Speculative Decoding Has an Acceptance Problem You Can Exploit

Every production LLM inference stack worth deploying now runs some form of speculative decoding. The logic is hard to argue with: propose multiple tokens in one cheap forward pass, verify them in one expensive forward pass, accept the prefix that matches and correct the rest. vLLM, TensorRT-LLM, and most cloud inference services have it on by default. The speedup is real — 2-4× on typical output-heavy workloads — and the guarantee is supposed to be lossless.

That guarantee has a seam. Mistletoe, submitted to arXiv this week, finds it and exploits it.

The Attack Surface

Speculative decoding’s lossless property holds because the target model is the final arbiter: it verifies every proposed token and rejects anything that doesn’t match its distribution. But the speed of the system depends entirely on the draft model agreeing with the target model at high rates. If the draft model proposes tokens that the target model keeps rejecting, you’ve lost the speedup while the output stays correct. Every rejected token means a wasted draft forward pass, and at low enough acceptance rates you’re slower than vanilla autoregressive decoding.

Mistletoe attacks this gap directly. The objective is to find input perturbations that minimize draft-target agreement (reducing acceptance length $\tau$ ) while maximizing a semantic preservation constraint (keeping the target model’s output distribution close to the original). The result: the system slows down measurably — throughput collapses, latency spikes — but the output looks fine. No accuracy drop, no perplexity increase, no obvious signal that anything has gone wrong.

Null-Space Projection

The technical challenge is that degradation and preservation are conflicting objectives. Gradient steps that reduce draft-target agreement tend to also shift the target’s output distribution, which triggers the semantic preservation constraint and partially cancels the attack. Mistletoe resolves this with null-space projection: degradation gradients are projected into the null space of the local semantic-preserving direction, removing their component that would shift visible outputs while preserving their effect on draft acceptance. The two objectives become approximately orthogonal.

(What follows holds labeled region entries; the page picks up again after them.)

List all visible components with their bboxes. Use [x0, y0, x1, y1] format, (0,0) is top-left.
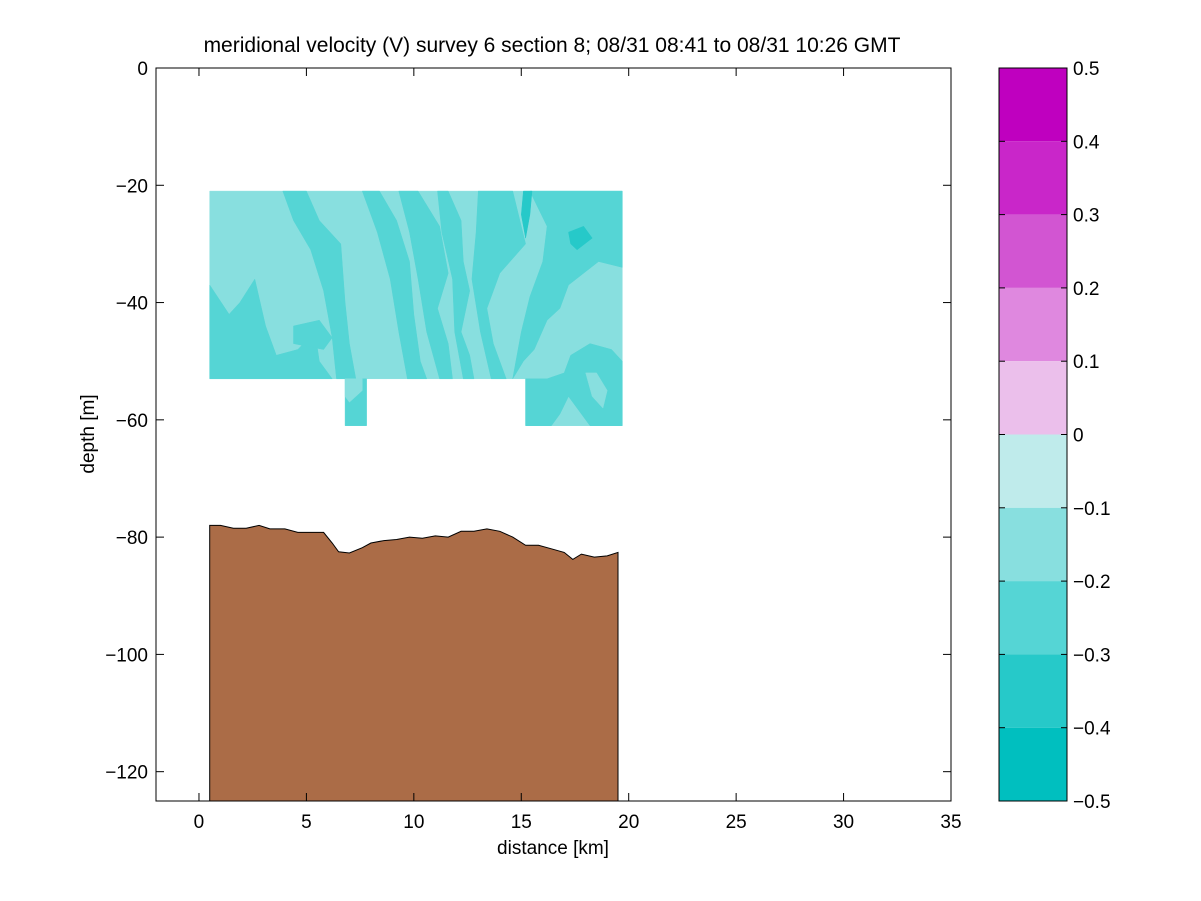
colorbar-tick-label: 0 — [1073, 426, 1084, 447]
colorbar-tick-label: 0.3 — [1073, 206, 1099, 227]
y-axis-label: depth [m] — [78, 394, 99, 473]
x-tick-label: 5 — [301, 812, 312, 833]
x-tick-label: 10 — [403, 812, 424, 833]
y-tick-label: 0 — [137, 59, 148, 80]
x-tick-label: 0 — [194, 812, 205, 833]
velocity-region-7 — [471, 190, 526, 380]
velocity-region-14 — [525, 343, 623, 426]
velocity-region-3 — [293, 319, 333, 350]
axis-ticks: 0 5 10 15 20 25 30 35 0 −20 −40 −60 −80 −100 −120 — [105, 59, 961, 833]
y-tick-label: −60 — [116, 411, 148, 432]
x-tick-label: 20 — [618, 812, 639, 833]
velocity-region-12 — [344, 378, 363, 403]
y-tick-label: −20 — [116, 176, 148, 197]
x-tick-label: 35 — [940, 812, 961, 833]
colorbar-band — [999, 654, 1067, 728]
x-tick-label: 25 — [726, 812, 747, 833]
colorbar-band — [999, 727, 1067, 801]
x-tick-label: 30 — [833, 812, 854, 833]
colorbar-band — [999, 68, 1067, 142]
seafloor-area — [209, 524, 619, 801]
colorbar-tick-label: −0.2 — [1073, 572, 1111, 593]
velocity-contours — [209, 190, 623, 426]
y-tick-label: −80 — [116, 528, 148, 549]
y-tick-label: −120 — [105, 763, 148, 784]
colorbar-band — [999, 507, 1067, 582]
colorbar-tick-label: −0.5 — [1073, 792, 1111, 813]
colorbar-band — [999, 214, 1067, 288]
x-axis-label: distance [km] — [497, 838, 609, 859]
colorbar-tick-label: 0.2 — [1073, 279, 1099, 300]
velocity-region-9 — [521, 190, 533, 239]
colorbar-band — [999, 434, 1067, 508]
colorbar-band — [999, 581, 1067, 655]
velocity-region-6 — [437, 190, 475, 380]
plot-frame — [155, 67, 952, 802]
velocity-region-5 — [398, 190, 453, 380]
y-tick-label: −100 — [105, 645, 148, 666]
colorbar-band — [999, 287, 1067, 362]
velocity-region-8 — [512, 190, 623, 379]
colorbar-tick-label: −0.3 — [1073, 645, 1111, 666]
chart-title: meridional velocity (V) survey 6 section… — [204, 34, 901, 57]
x-tick-label: 15 — [511, 812, 532, 833]
y-tick-label: −40 — [116, 294, 148, 315]
velocity-region-4 — [361, 190, 428, 380]
colorbar-tick-label: 0.1 — [1073, 352, 1099, 373]
colorbar-tick-label: 0.4 — [1073, 132, 1100, 153]
velocity-region-10 — [568, 225, 593, 251]
colorbar-tick-label: −0.1 — [1073, 499, 1111, 520]
colorbar-tick-label: −0.4 — [1073, 719, 1111, 740]
colorbar-band — [999, 361, 1067, 435]
seafloor-bathymetry — [209, 524, 619, 801]
colorbar: 0.5 0.4 0.3 0.2 0.1 0 −0.1 −0.2 −0.3 −0.4 −0.5 — [998, 59, 1111, 813]
colorbar-band — [999, 141, 1067, 215]
velocity-region-15 — [585, 372, 608, 409]
velocity-region-1 — [209, 278, 333, 380]
colorbar-tick-label: 0.5 — [1073, 59, 1099, 80]
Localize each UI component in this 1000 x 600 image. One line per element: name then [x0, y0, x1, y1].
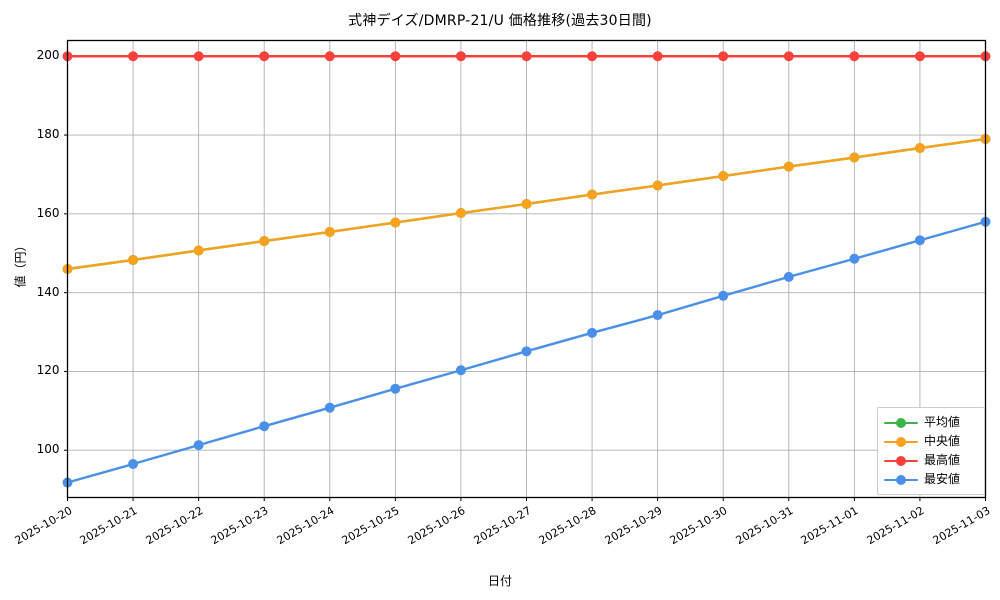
legend-swatch-icon — [884, 454, 918, 468]
data-point — [521, 51, 532, 62]
y-tick-label: 120 — [36, 363, 60, 378]
data-point — [259, 236, 270, 247]
data-point — [390, 383, 401, 394]
legend-item[interactable]: 最安値 — [884, 470, 978, 489]
data-point — [324, 226, 335, 237]
data-point — [587, 327, 598, 338]
legend-label: 最高値 — [924, 453, 961, 467]
y-tick-label: 100 — [36, 442, 60, 457]
legend-item[interactable]: 最高値 — [884, 451, 978, 470]
y-tick-label: 200 — [36, 48, 60, 63]
data-point — [849, 253, 860, 264]
data-point — [914, 235, 925, 246]
data-point — [849, 51, 860, 62]
data-point — [521, 198, 532, 209]
y-tick-label: 160 — [36, 205, 60, 220]
legend-swatch-icon — [884, 473, 918, 487]
data-point — [652, 180, 663, 191]
data-point — [455, 365, 466, 376]
chart-legend: 平均値中央値最高値最安値 — [877, 407, 985, 495]
series-1 — [62, 133, 991, 274]
legend-label: 平均値 — [924, 415, 961, 429]
data-point — [324, 51, 335, 62]
legend-label: 最安値 — [924, 472, 961, 486]
data-point — [390, 51, 401, 62]
data-point — [783, 161, 794, 172]
data-point — [849, 152, 860, 163]
data-point — [783, 51, 794, 62]
legend-swatch-icon — [884, 435, 918, 449]
data-point — [193, 245, 204, 256]
data-point — [455, 208, 466, 219]
legend-swatch-icon — [884, 416, 918, 430]
legend-item[interactable]: 平均値 — [884, 413, 978, 432]
data-point — [455, 51, 466, 62]
data-point — [128, 51, 139, 62]
data-point — [193, 440, 204, 451]
data-point — [128, 459, 139, 470]
data-point — [652, 51, 663, 62]
data-point — [914, 51, 925, 62]
data-point — [259, 51, 270, 62]
data-point — [587, 189, 598, 200]
series-3 — [62, 216, 991, 488]
y-tick-label: 180 — [36, 127, 60, 142]
data-point — [521, 346, 532, 357]
chart-title: 式神デイズ/DMRP-21/U 価格推移(過去30日間) — [348, 13, 652, 29]
data-point — [193, 51, 204, 62]
data-point — [390, 217, 401, 228]
data-point — [718, 171, 729, 182]
y-tick-label: 140 — [36, 284, 60, 299]
series-2 — [62, 51, 991, 62]
axes-frame — [66, 39, 987, 499]
data-point — [718, 51, 729, 62]
data-point — [259, 421, 270, 432]
data-point — [783, 271, 794, 282]
data-point — [652, 310, 663, 321]
data-point — [324, 402, 335, 413]
legend-item[interactable]: 中央値 — [884, 432, 978, 451]
x-axis-label: 日付 — [487, 574, 512, 588]
data-point — [914, 143, 925, 154]
data-point — [128, 254, 139, 265]
data-point — [587, 51, 598, 62]
legend-label: 中央値 — [924, 434, 961, 448]
data-point — [718, 290, 729, 301]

This is the part that makes the attack practically relevant. Without null-space projection, you’d face a tradeoff — make the draft disagree more, but accept some visible output degradation. With it, the two objectives decouple enough that the attack can achieve substantial acceptance-length collapse without touching perplexity.

Why This Matters Now

A few years ago, speculative decoding was an optimization technique used by people with the resources to run and maintain separate draft models. Now it’s infrastructure. The attack described in Mistletoe applies to every system that separates the drafting and verification steps — which is nearly every production serving setup that cares about throughput.

The threat model isn’t particularly exotic: an adversary who can craft or inject inputs (or who controls a prompt injection in an agentic pipeline) could systematically degrade serving throughput without the operator having a clean signal to detect it. Standard monitoring checks for accuracy, toxicity, and coherence — not for unexplained latency increases that correlate with specific input patterns. The paper notes that perplexity and output quality remain unchanged, which means the normal quality monitors don’t catch it.

The defense space is less developed. Rate-limiting obviously doesn’t help if requests look legitimate. Monitoring acceptance-length distributions per-input is a possible approach but requires per-request telemetry that most systems don’t currently expose. Adaptive rejection of inputs with anomalously low acceptance rates would work, but requires calibrating what “anomalous” means per deployment. None of this is hard to build, but none of it is standard today.

The deeper issue is that speculative decoding’s speedup guarantee comes with an implicit assumption: the input distribution at inference time matches the distribution the draft model was calibrated on. Mistletoe shows you can violate that assumption on purpose. The paper is a reminder that the gap between draft and target model distributions isn’t just a performance engineering problem — it’s an attack surface.